Et ça ne date pas d’hier : « Je suis enfant, dix
ans peut-être. Je rêve d’un livre, mélange de mots et d’images. Des bouts
d’aventure, des souvenirs ramassés, des sentences, des fantômes, des héros
oubliés, des arbres, la mer furieuse. » Les années passent, il entrevoit
le dessin comme porte d’évasion. Mais il claque la porte des Beaux-Arts, il s’y
ennuie.
Les années passent, les petits boulots s’enchaînent, dès l’âge
de quinze ans. Lui, le jeune homme aux « mains trop douces » se tue à
charger et livrer des carcasses de viande, à vider le fond des citernes à
mazout, à rénover une autoroute durant un été brûlant. Il songe de temps à
autre à son Manifeste, « état d’âme d’un solitaire, revanche abstraite
d’un chagrin d’amour, hurlement contre les idéologies, contre l’air du temps et
l’air qui passe ». Il se cherche un avenir à Paris, en Algérie, aux
Etats-Unis. Il tente de caser ses histoires, ses dessins : « Pas
assez commercial », la réponse ne varie pas.

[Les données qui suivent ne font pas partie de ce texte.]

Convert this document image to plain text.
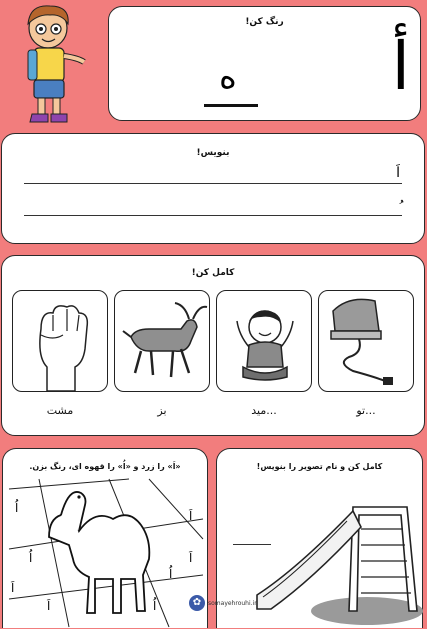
رنگ کن!
أ
ه
بنویس!
اَ
کامل کن!
...تو
...مید
بز
مشت
«اَ» را زرد و «اُ» را قهوه ای، رنگ بزن.
اُ
اَ
اُ	اَ
اُ
اَ
اَ	اُ
کامل کن و نام تصویر را بنویس!
✿	somayehrouhi.ir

Puis si, on va reconnaître son talent. Des éditeurs suisses,
les Presses Universitaires de France, Gallimard et, depuis quelques années,
farouchement à ses côtés, les éditions Noir sur blanc, lui donnent carte
blanche. Il anime la magnifique collection des « Cahiers dessinés ».
Chacun de ses romans graphiques est une splendeur mélancolique. Et aujourd’hui,
enfin, voici le premier volume de son Manifeste incertain. Des souvenirs
éparpillés, quelques pages sur Samuel
Beckett, un vagabondage autour des Esprits, deux jeunes fascistes à la fin des
années 80, et, comme l’évocation d’un frère, la figure de Walter Benjamin, le
philosophe « rêveur abîmé dans le paysage ». C’est limpide,
éblouissant de noirceur, « radieux ou désenchanté ». Unique.
LIRE « Manifeste incertain, 1 », Frédéric
Pajak, éditions Noir sur blanc, 191 p., 23 €.